Birkaç adım atınca kadının şaşkın bakışlarıyla karşılaşmam bir oldu. Kadın coşkuyla bir çığlık atarak “Ablammmmmm, sen ne arıyorsun burada…” Ben de muzip bir ifadeyle “Esas sen ne arıyorsun ki bana soruyorsun” dedim.

“İş ablam, bizim işimiz bu…”

Huylu huyundan vaz geçmez dedim içimden. Kimbilir belki de ekmek kapısı olarak görüyordur.

O esnada dolabın içindeki çocuk ayakucuma bir kitap fırlattı. Eğildim ve yerden kitabı aldım. Gözlerime inanamıyordum. Server Tanilli hocamın “Uygarlık Tarihi” isimli eseriydi.

Ben kitaba bakıyorum, kitap bana bakıyordu. Kadın ise soru soran gözleriyle dikkatli bir şekilde beni izlemekteydi.

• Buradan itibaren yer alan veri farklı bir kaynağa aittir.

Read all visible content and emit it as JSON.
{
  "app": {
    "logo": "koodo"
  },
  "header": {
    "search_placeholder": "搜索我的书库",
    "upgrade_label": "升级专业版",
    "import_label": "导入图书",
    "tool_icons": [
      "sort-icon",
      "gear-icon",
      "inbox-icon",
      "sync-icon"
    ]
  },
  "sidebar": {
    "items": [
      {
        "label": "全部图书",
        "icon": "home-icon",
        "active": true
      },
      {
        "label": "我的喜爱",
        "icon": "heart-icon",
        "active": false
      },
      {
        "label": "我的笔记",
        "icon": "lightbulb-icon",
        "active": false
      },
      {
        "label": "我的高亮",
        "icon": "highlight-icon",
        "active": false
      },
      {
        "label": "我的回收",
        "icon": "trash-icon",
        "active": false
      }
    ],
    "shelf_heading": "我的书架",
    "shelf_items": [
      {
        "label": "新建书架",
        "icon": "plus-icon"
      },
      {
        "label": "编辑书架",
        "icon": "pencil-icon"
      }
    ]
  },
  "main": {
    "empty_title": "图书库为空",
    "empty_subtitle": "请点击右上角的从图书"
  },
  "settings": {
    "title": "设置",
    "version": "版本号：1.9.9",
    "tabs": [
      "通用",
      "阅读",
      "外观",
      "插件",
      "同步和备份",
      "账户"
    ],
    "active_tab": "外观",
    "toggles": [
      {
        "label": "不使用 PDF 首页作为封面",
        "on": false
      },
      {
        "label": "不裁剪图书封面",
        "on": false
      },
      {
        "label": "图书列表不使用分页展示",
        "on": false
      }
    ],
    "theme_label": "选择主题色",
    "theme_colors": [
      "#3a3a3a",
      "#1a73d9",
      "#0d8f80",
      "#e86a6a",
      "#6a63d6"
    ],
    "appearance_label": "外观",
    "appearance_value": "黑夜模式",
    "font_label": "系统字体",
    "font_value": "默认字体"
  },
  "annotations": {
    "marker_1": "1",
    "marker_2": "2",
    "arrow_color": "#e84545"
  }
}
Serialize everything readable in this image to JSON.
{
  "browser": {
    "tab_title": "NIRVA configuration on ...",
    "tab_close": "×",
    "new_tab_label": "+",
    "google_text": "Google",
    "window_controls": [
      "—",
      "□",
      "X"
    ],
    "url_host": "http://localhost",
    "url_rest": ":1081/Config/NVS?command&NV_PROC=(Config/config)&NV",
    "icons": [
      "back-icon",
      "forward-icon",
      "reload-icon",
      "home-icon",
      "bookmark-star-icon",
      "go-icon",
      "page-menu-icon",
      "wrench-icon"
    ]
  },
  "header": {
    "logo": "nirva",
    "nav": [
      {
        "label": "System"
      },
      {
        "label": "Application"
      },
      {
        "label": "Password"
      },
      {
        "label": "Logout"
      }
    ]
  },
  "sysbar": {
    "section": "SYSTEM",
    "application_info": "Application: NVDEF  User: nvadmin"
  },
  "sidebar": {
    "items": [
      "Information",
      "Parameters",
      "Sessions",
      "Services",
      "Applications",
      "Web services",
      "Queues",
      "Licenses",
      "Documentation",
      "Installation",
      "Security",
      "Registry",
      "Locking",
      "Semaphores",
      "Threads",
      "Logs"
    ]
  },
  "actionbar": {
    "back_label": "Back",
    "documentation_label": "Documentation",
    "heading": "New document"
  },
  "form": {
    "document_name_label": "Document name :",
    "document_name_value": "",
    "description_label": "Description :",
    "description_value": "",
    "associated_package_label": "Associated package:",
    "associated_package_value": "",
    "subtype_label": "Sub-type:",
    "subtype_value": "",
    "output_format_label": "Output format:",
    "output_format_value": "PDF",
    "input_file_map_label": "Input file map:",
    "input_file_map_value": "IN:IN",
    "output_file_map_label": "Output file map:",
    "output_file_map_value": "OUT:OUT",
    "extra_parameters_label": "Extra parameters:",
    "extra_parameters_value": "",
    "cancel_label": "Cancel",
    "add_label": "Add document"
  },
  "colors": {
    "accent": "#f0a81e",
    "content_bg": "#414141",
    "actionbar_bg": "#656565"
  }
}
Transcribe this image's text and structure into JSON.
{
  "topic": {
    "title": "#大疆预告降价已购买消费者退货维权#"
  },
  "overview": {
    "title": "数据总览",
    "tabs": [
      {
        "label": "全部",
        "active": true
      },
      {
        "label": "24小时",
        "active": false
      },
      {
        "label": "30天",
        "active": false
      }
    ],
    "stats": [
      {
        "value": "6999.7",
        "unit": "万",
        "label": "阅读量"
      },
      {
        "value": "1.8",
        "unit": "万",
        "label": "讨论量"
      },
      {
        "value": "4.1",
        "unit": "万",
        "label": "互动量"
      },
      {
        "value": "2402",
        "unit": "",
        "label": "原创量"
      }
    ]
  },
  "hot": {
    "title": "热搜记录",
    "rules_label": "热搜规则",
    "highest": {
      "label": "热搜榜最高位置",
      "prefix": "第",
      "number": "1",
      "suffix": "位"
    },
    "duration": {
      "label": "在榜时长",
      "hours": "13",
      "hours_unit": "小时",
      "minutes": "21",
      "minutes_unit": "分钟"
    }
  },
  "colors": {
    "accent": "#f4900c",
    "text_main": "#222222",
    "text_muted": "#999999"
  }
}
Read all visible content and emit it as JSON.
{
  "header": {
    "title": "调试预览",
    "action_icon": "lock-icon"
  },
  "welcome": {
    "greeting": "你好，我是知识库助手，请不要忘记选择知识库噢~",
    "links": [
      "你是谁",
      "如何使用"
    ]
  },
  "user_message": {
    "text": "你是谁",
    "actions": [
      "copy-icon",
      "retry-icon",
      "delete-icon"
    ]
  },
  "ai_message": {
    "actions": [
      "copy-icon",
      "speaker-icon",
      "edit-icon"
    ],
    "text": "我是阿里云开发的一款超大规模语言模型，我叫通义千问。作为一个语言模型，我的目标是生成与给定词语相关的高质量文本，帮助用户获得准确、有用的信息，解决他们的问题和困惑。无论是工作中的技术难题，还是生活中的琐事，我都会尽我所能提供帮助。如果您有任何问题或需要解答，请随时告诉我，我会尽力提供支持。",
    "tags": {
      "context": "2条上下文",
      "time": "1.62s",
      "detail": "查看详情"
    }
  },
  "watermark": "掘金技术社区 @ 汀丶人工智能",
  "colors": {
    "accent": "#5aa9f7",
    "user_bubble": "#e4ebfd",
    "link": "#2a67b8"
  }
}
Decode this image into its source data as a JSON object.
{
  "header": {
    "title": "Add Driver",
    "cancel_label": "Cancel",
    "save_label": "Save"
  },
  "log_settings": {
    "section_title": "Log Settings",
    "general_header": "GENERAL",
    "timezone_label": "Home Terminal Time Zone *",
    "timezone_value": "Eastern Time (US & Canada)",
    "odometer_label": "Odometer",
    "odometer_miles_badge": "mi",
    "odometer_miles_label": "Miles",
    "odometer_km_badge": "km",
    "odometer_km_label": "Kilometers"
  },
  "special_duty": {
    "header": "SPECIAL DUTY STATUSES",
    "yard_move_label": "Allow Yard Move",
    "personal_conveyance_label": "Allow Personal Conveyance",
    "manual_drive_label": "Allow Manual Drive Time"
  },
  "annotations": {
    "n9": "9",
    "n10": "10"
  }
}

Ben kadının gözlerine nasıl baktıysam kadın anında benim ne söyleyeceğimi anladı. “Al bu kitap senin olsun ablammmm. Bizde kitap okuyan olmaz. Sen okursun.”

Gözlerim doldu. Bir kadına baktım bir de çocuklara onurlarını kırmadan harçlık vermek için elimi cüzdanıma attım.

Kadın anladı ve bana dönerek “Sen beni tanımadın ama ben seni tanıdım. Sen karakolda bize yol parası vermek isteyen hocasın. Sen o akşam orada polisleri tembihlemeseydin o gece bizi nezarete atacaklardı ve biz evimize gidemeyecektik.”

Bu kez şaşırma sırası bendeydi. Yanımdaki kızın cebine biraz para sıkıştırdım. Kadını biraz daha lafa tutarsam polislere enselenir diyerek “Hadi acele edin. Yine yakalanacaksınız. Birazdan polisler gelir buraya…” diyerek uzaklaşırken arkamdan seslendi.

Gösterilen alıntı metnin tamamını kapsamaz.